Here’s the final Recipe (Though I do think I will eventually make my own laundry soap bar by modifying my regular soap recipe to use only Coconut oil and a 1 or 2 % lye discount. My current formula is for skin, so it’s way superfatted.)
- 3 Cups Borax
- 3 Cups Washing Soda
- 1 grated bar of Zote Soap
- 3/4 Cup of Citric Acid
- 1/3 cup of Biokleen Premium Plus (with enzymes) Laundry Powder
Use 1/3 to 1/2 cup per load depending on the size of the load, and vinegar in the rinse. I’ve found that 1/2 cup works the best without over-sudsing. If you are leaving out the biokleen, then 1/2 cup is generally needed to get enough soap in the mix.
Done and Done and onto the new…
Experiment that is: Cat Litter box deodorizer. Now, I scoop 2 to 3 times a day, but you know and I know, the stink still happens.

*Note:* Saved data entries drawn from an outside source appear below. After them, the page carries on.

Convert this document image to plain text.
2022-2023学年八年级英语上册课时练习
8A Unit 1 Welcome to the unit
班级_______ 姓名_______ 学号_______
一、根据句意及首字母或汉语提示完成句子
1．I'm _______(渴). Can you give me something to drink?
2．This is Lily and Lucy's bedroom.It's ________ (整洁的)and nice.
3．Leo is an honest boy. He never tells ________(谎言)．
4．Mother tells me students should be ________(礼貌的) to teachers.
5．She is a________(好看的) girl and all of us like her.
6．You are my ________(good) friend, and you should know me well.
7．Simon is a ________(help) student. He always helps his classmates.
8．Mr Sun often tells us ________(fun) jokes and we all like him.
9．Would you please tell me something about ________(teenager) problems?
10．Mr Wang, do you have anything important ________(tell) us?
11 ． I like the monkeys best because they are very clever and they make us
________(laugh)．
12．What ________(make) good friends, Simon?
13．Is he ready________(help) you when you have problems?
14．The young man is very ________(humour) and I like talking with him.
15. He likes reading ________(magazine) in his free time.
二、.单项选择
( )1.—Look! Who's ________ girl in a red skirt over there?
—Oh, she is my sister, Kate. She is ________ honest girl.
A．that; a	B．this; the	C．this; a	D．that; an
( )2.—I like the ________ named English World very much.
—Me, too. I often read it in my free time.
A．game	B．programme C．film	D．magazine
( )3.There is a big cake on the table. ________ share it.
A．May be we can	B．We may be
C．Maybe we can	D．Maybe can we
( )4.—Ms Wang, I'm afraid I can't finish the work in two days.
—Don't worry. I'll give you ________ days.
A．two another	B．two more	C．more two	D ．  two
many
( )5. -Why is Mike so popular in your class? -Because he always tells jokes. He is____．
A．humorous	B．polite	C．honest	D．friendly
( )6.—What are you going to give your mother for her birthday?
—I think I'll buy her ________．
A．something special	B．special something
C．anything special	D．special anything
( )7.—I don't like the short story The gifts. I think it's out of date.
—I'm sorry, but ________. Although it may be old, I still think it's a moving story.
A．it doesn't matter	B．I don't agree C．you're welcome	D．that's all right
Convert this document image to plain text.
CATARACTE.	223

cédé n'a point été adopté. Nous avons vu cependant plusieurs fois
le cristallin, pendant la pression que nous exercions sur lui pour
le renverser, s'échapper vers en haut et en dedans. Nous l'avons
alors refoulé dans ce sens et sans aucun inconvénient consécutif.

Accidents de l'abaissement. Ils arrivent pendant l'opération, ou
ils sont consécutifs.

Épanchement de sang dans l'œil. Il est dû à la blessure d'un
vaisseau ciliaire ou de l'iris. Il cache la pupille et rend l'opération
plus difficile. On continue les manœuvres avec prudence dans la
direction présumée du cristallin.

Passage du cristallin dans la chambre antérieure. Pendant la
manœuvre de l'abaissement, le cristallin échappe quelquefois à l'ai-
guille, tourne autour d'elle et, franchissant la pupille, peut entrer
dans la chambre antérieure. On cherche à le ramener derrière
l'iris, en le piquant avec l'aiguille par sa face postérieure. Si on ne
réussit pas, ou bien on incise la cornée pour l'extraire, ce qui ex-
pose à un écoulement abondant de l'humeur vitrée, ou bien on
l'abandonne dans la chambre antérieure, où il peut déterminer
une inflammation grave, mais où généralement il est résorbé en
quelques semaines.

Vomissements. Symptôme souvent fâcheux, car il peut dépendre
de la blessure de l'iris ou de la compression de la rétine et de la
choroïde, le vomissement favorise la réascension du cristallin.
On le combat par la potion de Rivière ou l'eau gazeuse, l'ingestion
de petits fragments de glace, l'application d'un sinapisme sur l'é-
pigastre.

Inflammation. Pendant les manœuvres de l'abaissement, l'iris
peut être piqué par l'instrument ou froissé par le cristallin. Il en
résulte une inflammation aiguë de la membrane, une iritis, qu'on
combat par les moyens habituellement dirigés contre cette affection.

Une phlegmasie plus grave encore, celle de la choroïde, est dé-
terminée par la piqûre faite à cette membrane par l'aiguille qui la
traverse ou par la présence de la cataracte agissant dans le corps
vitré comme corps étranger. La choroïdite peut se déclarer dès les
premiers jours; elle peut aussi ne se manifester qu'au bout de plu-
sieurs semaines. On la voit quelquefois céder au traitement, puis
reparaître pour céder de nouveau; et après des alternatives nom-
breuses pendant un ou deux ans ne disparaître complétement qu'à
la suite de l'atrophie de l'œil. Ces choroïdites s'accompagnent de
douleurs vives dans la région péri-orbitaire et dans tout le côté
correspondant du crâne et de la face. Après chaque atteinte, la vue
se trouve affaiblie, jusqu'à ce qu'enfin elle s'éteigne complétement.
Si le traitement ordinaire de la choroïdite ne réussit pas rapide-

I used to buy Richard’s Organics because it worked and it’s unscented for Moon’s allergies, but it’s often hard to find locally, so I have to get it from Amazon, and for 25 ounces, it’s like $10.00 for Zeolite, baking soda, and enzymes. I’ve used Zeolite, during my fish keeping days. I am very familiar with it, so I went in search of a 100% zeolite product that I could add my own baking soda to in order to make an effective and safe odor control product at a fraction of the cost.
That’s when I found Ecotraction: 7.7 lbs for $12.00. It’s so safe even your kids and pets can accidentally eat it, and it’s good for the garden too, so between the walnut litter and this, my compost pile will love it.
I so hope it works. .25 cents per ounce (including the baking soda) is way cheaper than .40 cents an ounce for the Richard’s. Zeolite works like activated carbon only better, so I am hoping that it will work even without the enzymes. Nature’s Miracle has one that comes to .29 cents an ounce, and I found a Chicken Coop one by PDZ that’s even cheaper and comes in a 10 lb. bag at 0.11 cents per ounce, so I’ll keep you posted. If it doesn’t, I can use it in the flower beds for improving the soil. I try not to use things that don’t have a secondary application, just in case Plan A goes tits up. It happens. A lot.